RÉMI JULIENNE : SA DERNIÈRE SORTIE DE PISTE

Hommage

Il avait pris tous les risques mais calculés dans des cascades motorisés. Emporté par la COVID-19, Rémi Julienne a marqué les films d’action de sa griffe.

En 1400 productions, ayant aussi bien dirigé les cascades motorisées de Jean-Paul Belmondo que les séquences d’action de six James Bond,  Rémi Julienne, 90 ans, vient de sortir de piste, sans cascades ni effets spéciaux.  Comme Claude Carliez,  avec lequel ils ont partagé bien des plateaux, il fut un des acteurs majeurs de la professionnalisation du métier de cascadeur.

Dans son dernier livre se souvenirs, Ma vie en cascades (*), Rémi Julienne évoquait  ainsi le désordre régnant sur A tout casser avec Eddie Constantine et Johnny Hallyday.
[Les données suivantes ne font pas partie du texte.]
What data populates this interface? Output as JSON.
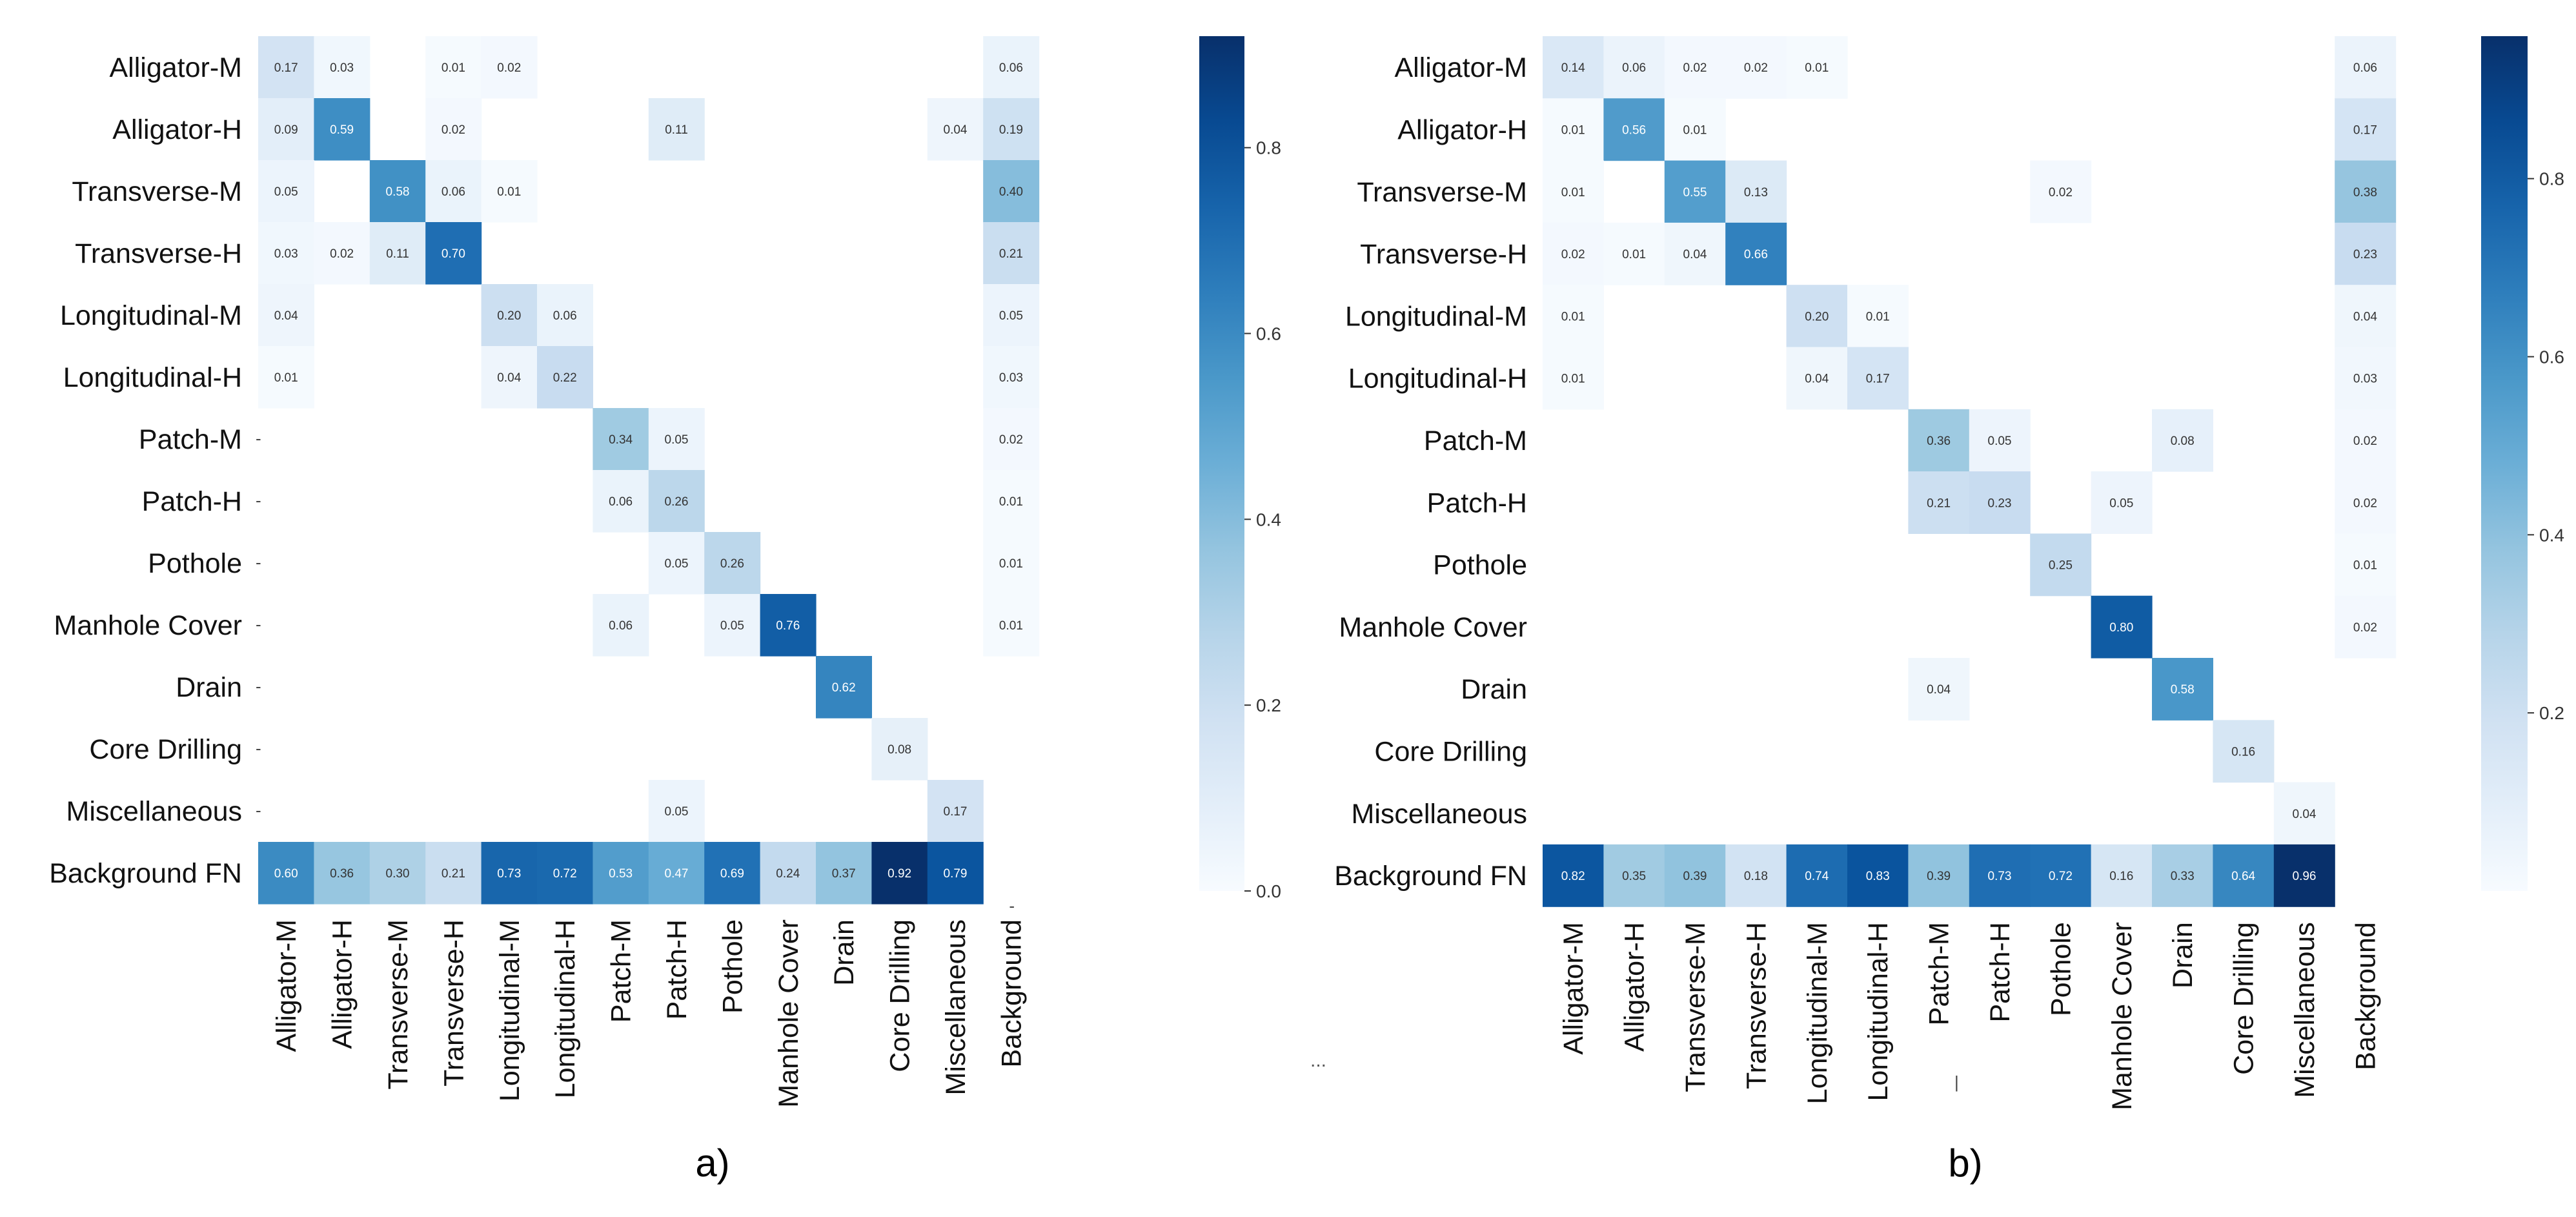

Nous sommes en 1968 et le tournage tourne à la « pagaille noire » avec même Johnny qui se « prend une gamelle en faisait une roue arrière. » Et donc Rémi Julienne doit remettre un peu d’ordre et interdire qu’on utilise les machines préparées pour s’amuser. Il écrit : « On croit toujours que le cascadeur sait tout faire avec n’importe quoi. C’est faux. Il doit maîtriser les contraintes ; donc disposer d’un matériel qui lui correspond en tout. Le moindre dérèglement peut être fatal. »
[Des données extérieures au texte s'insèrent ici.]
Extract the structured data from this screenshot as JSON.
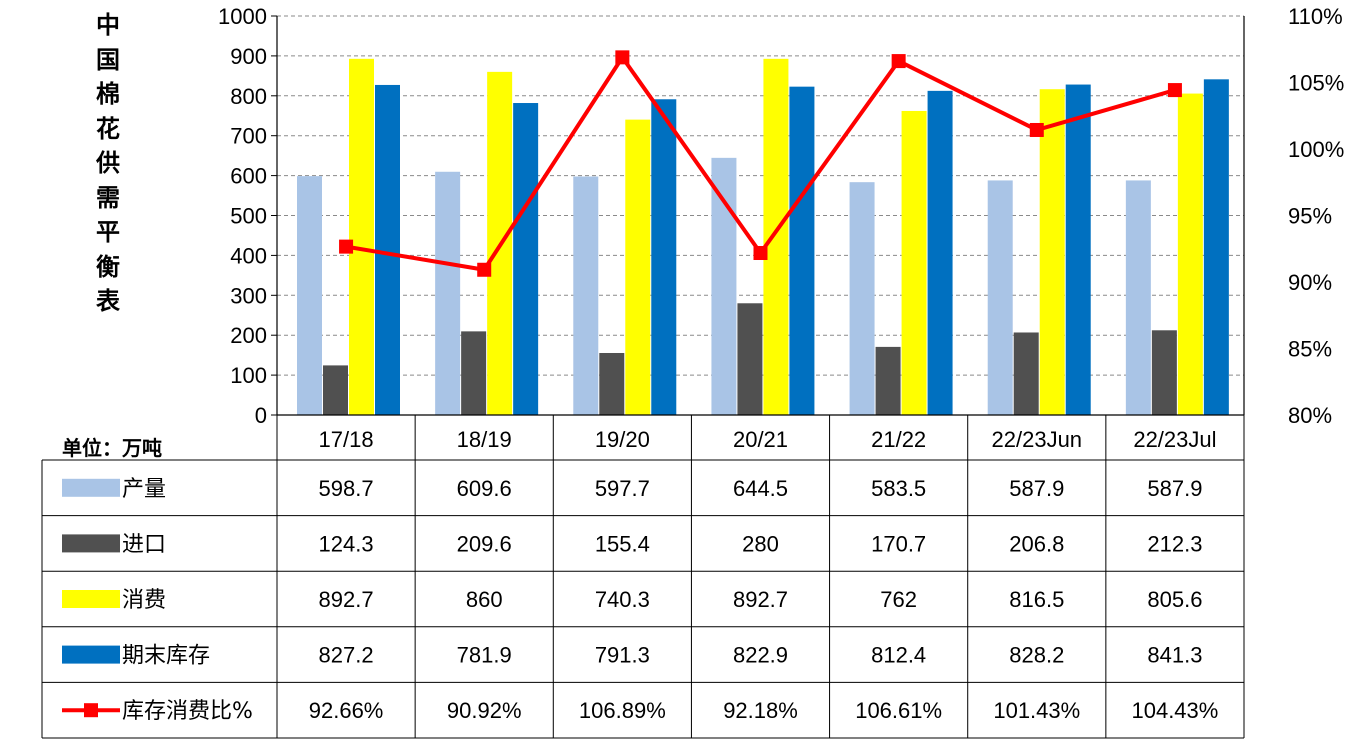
{
  "title_chars": [
    "中",
    "国",
    "棉",
    "花",
    "供",
    "需",
    "平",
    "衡",
    "表"
  ],
  "unit_label": "单位：万吨",
  "chart_data": {
    "type": "bar",
    "title": "中国棉花供需平衡表",
    "categories": [
      "17/18",
      "18/19",
      "19/20",
      "20/21",
      "21/22",
      "22/23Jun",
      "22/23Jul"
    ],
    "y_left": {
      "ticks": [
        "0",
        "100",
        "200",
        "300",
        "400",
        "500",
        "600",
        "700",
        "800",
        "900",
        "1000"
      ],
      "ylim": [
        0,
        1000
      ]
    },
    "y_right": {
      "ticks": [
        "80%",
        "85%",
        "90%",
        "95%",
        "100%",
        "105%",
        "110%"
      ],
      "ylim": [
        80,
        110
      ]
    },
    "grid": true,
    "legend_placement": "table-left",
    "series": [
      {
        "name": "产量",
        "kind": "bar",
        "color": "#A9C4E6",
        "values": [
          598.7,
          609.6,
          597.7,
          644.5,
          583.5,
          587.9,
          587.9
        ],
        "display": [
          "598.7",
          "609.6",
          "597.7",
          "644.5",
          "583.5",
          "587.9",
          "587.9"
        ]
      },
      {
        "name": "进口",
        "kind": "bar",
        "color": "#505050",
        "values": [
          124.3,
          209.6,
          155.4,
          280,
          170.7,
          206.8,
          212.3
        ],
        "display": [
          "124.3",
          "209.6",
          "155.4",
          "280",
          "170.7",
          "206.8",
          "212.3"
        ]
      },
      {
        "name": "消费",
        "kind": "bar",
        "color": "#FFFF00",
        "values": [
          892.7,
          860,
          740.3,
          892.7,
          762,
          816.5,
          805.6
        ],
        "display": [
          "892.7",
          "860",
          "740.3",
          "892.7",
          "762",
          "816.5",
          "805.6"
        ]
      },
      {
        "name": "期末库存",
        "kind": "bar",
        "color": "#0070C0",
        "values": [
          827.2,
          781.9,
          791.3,
          822.9,
          812.4,
          828.2,
          841.3
        ],
        "display": [
          "827.2",
          "781.9",
          "791.3",
          "822.9",
          "812.4",
          "828.2",
          "841.3"
        ]
      },
      {
        "name": "库存消费比%",
        "kind": "line",
        "axis": "right",
        "color": "#FF0000",
        "values": [
          92.66,
          90.92,
          106.89,
          92.18,
          106.61,
          101.43,
          104.43
        ],
        "display": [
          "92.66%",
          "90.92%",
          "106.89%",
          "92.18%",
          "106.61%",
          "101.43%",
          "104.43%"
        ]
      }
    ]
  }
}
Cascadeur affuté, il a mis en pratique les enseignements d’un Gil Delamare avec lequel il fit ses armes et qui se tua en 1966 sur le tournage de Le Saint prend l’affût, où il doublait Jean Marais. Avec cet ancien champion de France de moto-cross (en 1958), la cascade consistait à prévoir le moindre pépin pour éviter l’accident mortel. Pour autant, il savait ménager des séquences des plus spectaculaires : c’est lui qui doublait le religieuse en 2CV dans la série des Gendarmes de Saint-Tropez. C’est lui qui, sur le tournage du Casse, de Henri Verneuil, en 1971, organisa une course-poursuite de neuf minutes dans un quartier d’Athènes sans que l’équipe de tournage n’interrompe la circulation. C’est encore lui qui, en soldat allemand au guidon d’un side-car, reçoit des citrouilles sur la tête, lancées par un Bourvil déchaîné dans La Grande Vadrouille.
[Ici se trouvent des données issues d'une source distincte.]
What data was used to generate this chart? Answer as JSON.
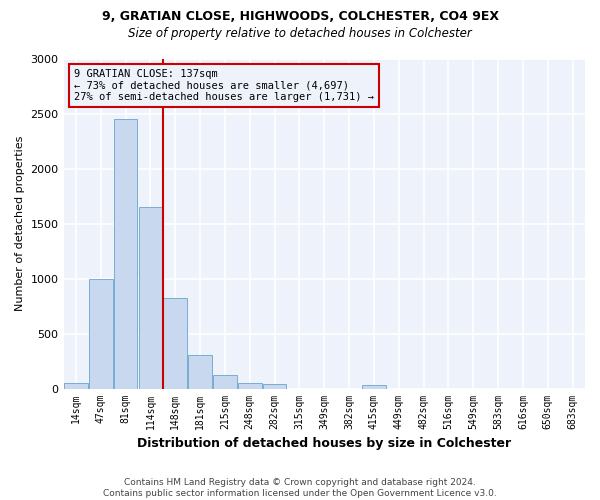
{
  "title1": "9, GRATIAN CLOSE, HIGHWOODS, COLCHESTER, CO4 9EX",
  "title2": "Size of property relative to detached houses in Colchester",
  "xlabel": "Distribution of detached houses by size in Colchester",
  "ylabel": "Number of detached properties",
  "bar_labels": [
    "14sqm",
    "47sqm",
    "81sqm",
    "114sqm",
    "148sqm",
    "181sqm",
    "215sqm",
    "248sqm",
    "282sqm",
    "315sqm",
    "349sqm",
    "382sqm",
    "415sqm",
    "449sqm",
    "482sqm",
    "516sqm",
    "549sqm",
    "583sqm",
    "616sqm",
    "650sqm",
    "683sqm"
  ],
  "bar_values": [
    55,
    1000,
    2450,
    1650,
    820,
    305,
    125,
    48,
    40,
    0,
    0,
    0,
    30,
    0,
    0,
    0,
    0,
    0,
    0,
    0,
    0
  ],
  "bar_color": "#c8d9ef",
  "bar_edge_color": "#7aadd4",
  "vline_color": "#cc0000",
  "vline_x": 3.5,
  "annotation_text": "9 GRATIAN CLOSE: 137sqm\n← 73% of detached houses are smaller (4,697)\n27% of semi-detached houses are larger (1,731) →",
  "annotation_box_color": "#cc0000",
  "footnote": "Contains HM Land Registry data © Crown copyright and database right 2024.\nContains public sector information licensed under the Open Government Licence v3.0.",
  "ylim": [
    0,
    3000
  ],
  "yticks": [
    0,
    500,
    1000,
    1500,
    2000,
    2500,
    3000
  ],
  "background_color": "#ffffff",
  "plot_bg_color": "#eef2fa",
  "grid_color": "#ffffff"
}
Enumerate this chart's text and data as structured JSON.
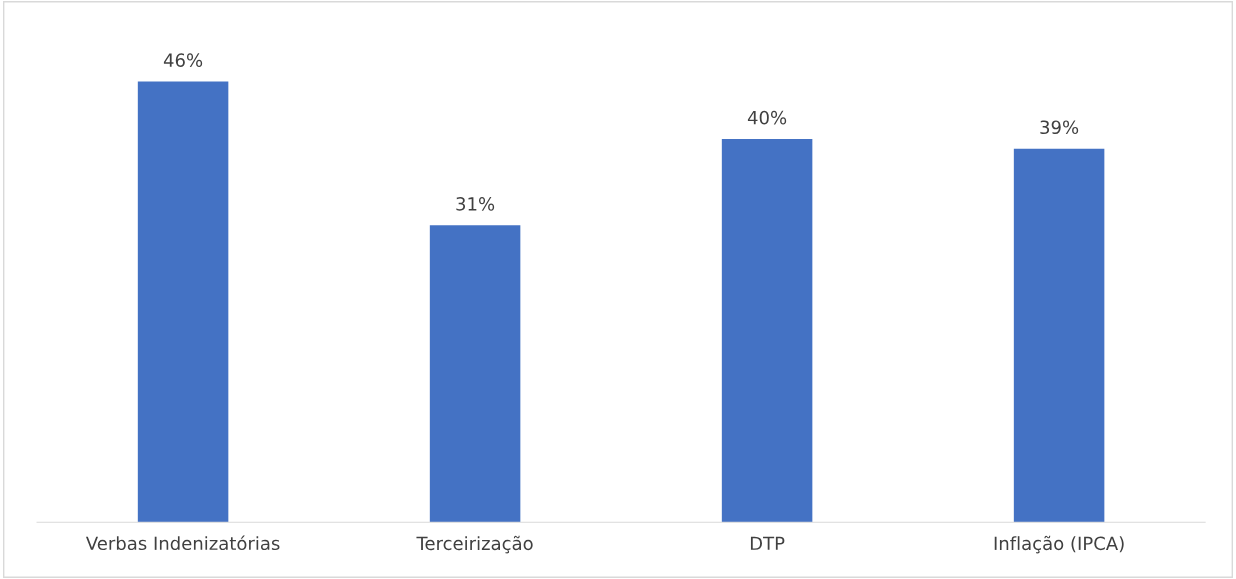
{
  "chart_data": {
    "type": "bar",
    "categories": [
      "Verbas Indenizatórias",
      "Terceirização",
      "DTP",
      "Inflação (IPCA)"
    ],
    "values": [
      46,
      31,
      40,
      39
    ],
    "value_labels": [
      "46%",
      "31%",
      "40%",
      "39%"
    ],
    "color": "#4472c4",
    "grid": false,
    "legend": false
  }
}
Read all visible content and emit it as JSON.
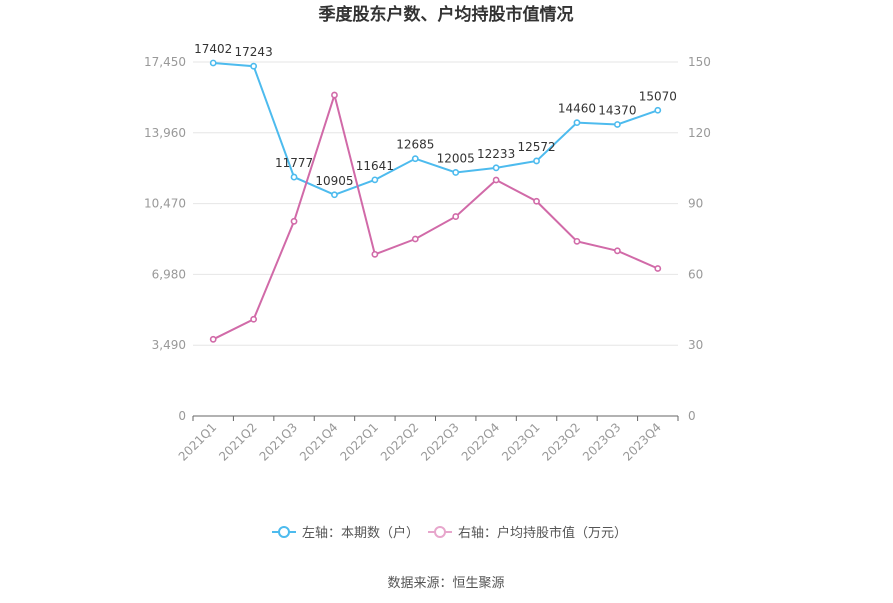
{
  "chart_data": {
    "type": "line",
    "title": "季度股东户数、户均持股市值情况",
    "categories": [
      "2021Q1",
      "2021Q2",
      "2021Q3",
      "2021Q4",
      "2022Q1",
      "2022Q2",
      "2022Q3",
      "2022Q4",
      "2023Q1",
      "2023Q2",
      "2023Q3",
      "2023Q4"
    ],
    "left_axis": {
      "min": 0,
      "max": 17450,
      "ticks": [
        "0",
        "3,490",
        "6,980",
        "10,470",
        "13,960",
        "17,450"
      ],
      "tick_values": [
        0,
        3490,
        6980,
        10470,
        13960,
        17450
      ]
    },
    "right_axis": {
      "min": 0,
      "max": 150,
      "ticks": [
        "0",
        "30",
        "60",
        "90",
        "120",
        "150"
      ],
      "tick_values": [
        0,
        30,
        60,
        90,
        120,
        150
      ]
    },
    "series": [
      {
        "name": "左轴：本期数（户）",
        "axis": "left",
        "color": "#4dbbee",
        "values": [
          17402,
          17243,
          11777,
          10905,
          11641,
          12685,
          12005,
          12233,
          12572,
          14460,
          14370,
          15070
        ],
        "labels": [
          "17402",
          "17243",
          "11777",
          "10905",
          "11641",
          "12685",
          "12005",
          "12233",
          "12572",
          "14460",
          "14370",
          "15070"
        ]
      },
      {
        "name": "右轴：户均持股市值（万元）",
        "axis": "right",
        "color": "#d16aa8",
        "values": [
          32.5,
          41,
          82.5,
          136,
          68.5,
          75,
          84.5,
          100,
          91,
          74,
          70,
          62.5
        ]
      }
    ],
    "grid": true,
    "legend_position": "bottom",
    "source": "数据来源：恒生聚源"
  }
}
L’homme de l’ombre, Rémy Julienne n’a jamais boudé la lumière et a tôt compris l’intérêt de garder des archives de ses exploits cinématographiques. Il est vrai une séquence comme celle de la poursuite en camion dans Permis de tuer – où un semi-remorque américain doit rouler en équilibre sur le côté – n’est pas signée d’un débutant et méritait d’être immortalisée. Et dans l’acrobatique marche arrière du Da Vinci Code, en 2006, une de ses dernières performances, il avait fait monter le volant à l’arrière de la voiture !

Si aujourd’hui, le cascadeur a tiré sa révérence, il peut compter sur son fils Michel et son petit-fils pour continuer de faire scintiller son nom au générique des films. « Le grand cascadeur », comme le surnommait Jean-Paul Belmondo, a su transmettre son savoir et sa passion.

(*) Ed.  1

 

 

Deux familles de cascadeurs réunis pour la soirée des Trophées
des cascadeurs du cinéma en 2013 : les Julienne et les Carliez.